Sizleri daha önce başka projelerde görmüş müydük?
Ben, Utkan ve Fırat yakında görünür olacak “karaplato” adlı bir projede yer alıyoruz. Ayrıca Fırat “irtifakaybediyoruz” adlı çok güzel müzik yapan, çok da güzel insanlardan oluşan post-rock grubunda çalıyor. Yağız’ın da lise yıllarından beri devam ettiği bir rock grubu vardı. Yüce’nin de ayrıca Kerem Küçükay ile geçen sene Roxy Müzik Günleri’nde ikinci oldukları bir projeleri var. Murat abimizin de uzun yıllardır dahil olduğu irili ufaklı birçok proje olmuş.
İlk parçanız This is How I Want’ı geçen yaz yayınladınız, ekim ayında da parçaya eğlenceli bir video çektiniz. Videodaki tişörtlerin macerası kimin fikriydi?
En başından beri ilk şarkımıza video çekmek ve bunu da hiç klişelere bulaşmadan, kendi ellerimizle yapmak istiyorduk. Fırat’ın kardeşi Tayfun sinema okuyor ve çok orijinal fikirlere sahip biri olduğunu bildiğimizden kendisinden rica ettik. O da çok kısa sürede bir çok orijinal fikirle geldi. Hep beraber kafa kafaya verdik, hem kendi imkanlarımızla çekebileceğimizden hem de fikre bayıldığımızdan güle oynaya tişörtlü hikayeyi seçtik.
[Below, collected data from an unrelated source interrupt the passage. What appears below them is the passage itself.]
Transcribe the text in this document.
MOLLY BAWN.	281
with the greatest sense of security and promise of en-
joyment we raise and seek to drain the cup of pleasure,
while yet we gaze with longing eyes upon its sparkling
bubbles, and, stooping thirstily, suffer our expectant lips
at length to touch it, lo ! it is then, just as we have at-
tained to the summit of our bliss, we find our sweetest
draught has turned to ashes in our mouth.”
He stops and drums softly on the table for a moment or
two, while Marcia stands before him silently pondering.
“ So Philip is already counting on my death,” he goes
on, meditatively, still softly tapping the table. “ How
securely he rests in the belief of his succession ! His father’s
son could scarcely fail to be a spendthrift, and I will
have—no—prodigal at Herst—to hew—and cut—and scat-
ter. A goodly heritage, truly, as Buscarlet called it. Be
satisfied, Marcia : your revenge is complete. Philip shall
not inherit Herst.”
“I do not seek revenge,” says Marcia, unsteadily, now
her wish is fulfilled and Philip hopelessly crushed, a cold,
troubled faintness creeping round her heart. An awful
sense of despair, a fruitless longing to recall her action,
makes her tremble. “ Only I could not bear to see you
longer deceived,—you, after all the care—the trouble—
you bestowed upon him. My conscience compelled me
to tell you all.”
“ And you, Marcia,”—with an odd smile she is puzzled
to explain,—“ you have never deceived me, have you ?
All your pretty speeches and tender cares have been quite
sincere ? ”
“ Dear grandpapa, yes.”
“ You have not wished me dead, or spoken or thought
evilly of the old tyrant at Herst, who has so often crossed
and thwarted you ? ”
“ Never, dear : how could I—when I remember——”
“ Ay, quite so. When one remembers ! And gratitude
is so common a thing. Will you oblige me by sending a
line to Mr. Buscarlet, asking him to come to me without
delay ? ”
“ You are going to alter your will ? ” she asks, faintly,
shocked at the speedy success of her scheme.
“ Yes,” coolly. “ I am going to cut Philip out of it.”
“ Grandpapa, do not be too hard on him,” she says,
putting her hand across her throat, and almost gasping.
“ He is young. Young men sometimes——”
3 parçadan oluşan ilk EP’niz “3 Azgın”ın konseptinden bahseder misin?
Tabii. Tematik bir Ep diyoruz “3 Azgın” için, ama bunu müzikal anlamdan ziyade içerik için kullanıyoruz. İçerik dışında ise Ep’nin her bir parçasının müzikal olarak -köklerden ayrılmamaya dikkat ederek- içerisinde birbirinden farklı tarzlar barındırdığını söyleyebiliriz. This Is How I Want içerik olarak naif bir aşk şarkısıydı. “3 Azgın”da ise asıl yapmak istediğimiz şeyi yapmaya başladık sanırım. Her parçasında protest bir tutum var. Bunlar da tema olarak birbirine bir yönden bağlılar. Toplumumuzda -hele ki günümüzde- dinin, yani İslam’ın, yani İslam’ın teorik kaynağı olması gerekliliğinden de Kuran’ın –ona ister inanın, ister inanmayın- sosyolojik olarak başat bir etkisi olduğunu ve bunu dikkate almak gerektiğini düşünüyorum. Fakat baktığımızda kendine müslüman diyen bir zümre, ki uzun zamandır da bize hükmetmeye meyletmiş bu zümre, kaynak olarak görmesi gerektiği kitap olan Kuran’dan çok, bin yıldır yerleşmiş dogmatik bir geleneğe bağlı ve bunu da kendisine din yapmış. Öyle ki, kaynakları olması gereken kitabın eleştiri yağmuruna tuttuğu bütün davranışları da yine bu zümrenin gerçekleştirdiğini görüyorum. Kuran bir teori ise, gördüğümüz kadarıyla pratikleri teoriyle örtüşmüyor. Akla sığmaz, biraz da trajikomik bir çelişki.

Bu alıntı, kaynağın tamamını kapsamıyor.